This week, The Guardian informed us of a top-secret government order, approved by the Foreign Intelligence Surveillance Court, requiring that Verizon hand over millions of Americans’ phone records to the National Security Agency. People started freaking out. Then The Washington Post reported that not only has the government been keeping an eye on whom we call, when, and how long we talk to them, but it’s also been tapping into the servers of nine major U.S. Internet companies and collecting emails, photos, videos, documents, and other user activities. Then people really freaked out. All this freaking out is making it hard to decipher what, exactly, is happening and what it means. So let’s take a deep breath and break down what we know so far.
Since when has the government been collecting phone records?
On April 25, the Foreign Intelligence Surveillance Court approved a top-secret order requested by the National Security Agency. The order requires Verizon, one of the largest telecommunications companies in the country, to hand over records of all its customers’ phone calls, both within the U.S. and to other countries, and regardless of whether they’re suspected of wrongdoing, on an “ongoing, daily basis” until July 19.
Is someone listening in on my conversations?
No. The order demands the phone numbers and location data for both parties on a given call, its duration, and the time it was made, but the content of the conversation is not included.
Well, I don’t have Verizon, so I’m fine. Right?
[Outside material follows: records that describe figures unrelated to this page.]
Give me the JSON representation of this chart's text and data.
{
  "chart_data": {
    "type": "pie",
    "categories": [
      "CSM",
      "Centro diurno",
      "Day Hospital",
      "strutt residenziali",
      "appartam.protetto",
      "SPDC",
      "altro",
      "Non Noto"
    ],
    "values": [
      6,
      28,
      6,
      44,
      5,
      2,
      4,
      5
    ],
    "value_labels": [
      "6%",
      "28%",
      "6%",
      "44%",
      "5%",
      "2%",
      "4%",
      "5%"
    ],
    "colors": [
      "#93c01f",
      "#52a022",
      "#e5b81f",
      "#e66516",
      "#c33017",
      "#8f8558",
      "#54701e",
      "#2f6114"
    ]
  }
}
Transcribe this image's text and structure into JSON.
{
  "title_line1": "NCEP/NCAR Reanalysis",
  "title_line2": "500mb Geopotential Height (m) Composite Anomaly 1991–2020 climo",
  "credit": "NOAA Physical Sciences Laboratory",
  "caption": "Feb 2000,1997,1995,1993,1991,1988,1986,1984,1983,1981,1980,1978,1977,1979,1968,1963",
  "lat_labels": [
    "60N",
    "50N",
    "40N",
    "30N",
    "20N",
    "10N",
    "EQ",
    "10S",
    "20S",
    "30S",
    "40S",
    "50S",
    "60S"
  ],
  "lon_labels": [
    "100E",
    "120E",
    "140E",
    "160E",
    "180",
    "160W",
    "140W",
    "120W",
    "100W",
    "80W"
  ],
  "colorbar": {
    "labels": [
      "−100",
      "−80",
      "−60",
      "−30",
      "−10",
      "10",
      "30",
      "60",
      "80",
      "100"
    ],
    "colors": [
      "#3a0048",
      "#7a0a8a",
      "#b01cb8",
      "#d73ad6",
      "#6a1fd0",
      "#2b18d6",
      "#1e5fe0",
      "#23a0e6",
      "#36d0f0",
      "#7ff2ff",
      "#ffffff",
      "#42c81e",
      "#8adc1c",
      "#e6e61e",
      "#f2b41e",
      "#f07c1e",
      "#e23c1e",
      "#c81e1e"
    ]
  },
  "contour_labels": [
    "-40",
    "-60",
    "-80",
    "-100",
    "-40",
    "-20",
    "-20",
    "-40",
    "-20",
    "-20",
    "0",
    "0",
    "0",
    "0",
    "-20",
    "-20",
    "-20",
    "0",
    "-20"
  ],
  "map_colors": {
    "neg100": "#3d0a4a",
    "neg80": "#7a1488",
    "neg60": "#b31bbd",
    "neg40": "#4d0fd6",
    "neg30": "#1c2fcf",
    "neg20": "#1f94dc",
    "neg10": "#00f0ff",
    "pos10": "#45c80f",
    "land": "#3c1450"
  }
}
Not necessarily. Verizon is the only company that’s explicitly been implicated so far, but according to a Wall Street Journal report, “people familiar with the NSA’s operations said the initiative also encompasses phone call data from AT&T and Sprint Nextel.”
What about my Internet history?
So that’s the other thing. According to The Washington Post report, the NSA and FBI also have been obtaining photographs, emails, documents, videos, and connection logs directly from the servers of Microsoft, Yahoo, Google, Facebook, PalTalk, AOL, Skype, YouTube, and Apple. This program, also top secret, is code-named PRISM and technically meant for spying on foreign targets. But that doesn’t mean Americans using these U.S.-based Internet servers aren’t exempt from the snooping. According to The Washington Post, the search terms, or “selectors,” used to determine “foreignness” are only 51 percent accurate, so content from the U.S. also may be collected.
Did all these tech companies willingly participate in this PRISM program?
It’s not totally clear. Initially, The Washington Post reported that the nine companies mentioned did “participate knowingly,” but after they all publicly denied having any involvement, the Post has removed that phrase from the article and added a new paragraph suggesting that the companies themselves may not have provided the NSA with direct access to data.
And why, exactly, is the government doing this?
To protect us, it says. In a press conference Friday, Obama defended the phone collecting, and National Intelligence Director James Clapper on Thursday condemned the leak of the classified order, insisting that it was done out of necessity to preserve national security. House Intelligence Committee chairman Mike Rogers also said a domestic terror attack was thwarted as a result of the program, though he didn’t offer any other details.
Are other countries involved?
On Friday morning The Daily Beast reported that the U.K.’s security agency GCHQ has been provided access to the same Internet companies’ user content via PRISM since at least June 2010.
What does President Obama have to say about all this?
At a press conference Friday, he defended the order, saying it caused “modest encroachments on privacy” and of the collection of records: “My assessment was that they help us prevent terrorist attacks.” He also stressed that no Internet data was collected from U.S. citizens or people living in the United States. Earlier, the administration released talking points clarifying that the NSA order does not allow the government to listen in on phone calls, that this method of collecting intelligence is completely legal under the Foreign Intelligence Surveillance Act, and that it has been “a critical tool in protecting the nation from terrorist threats to the United States.”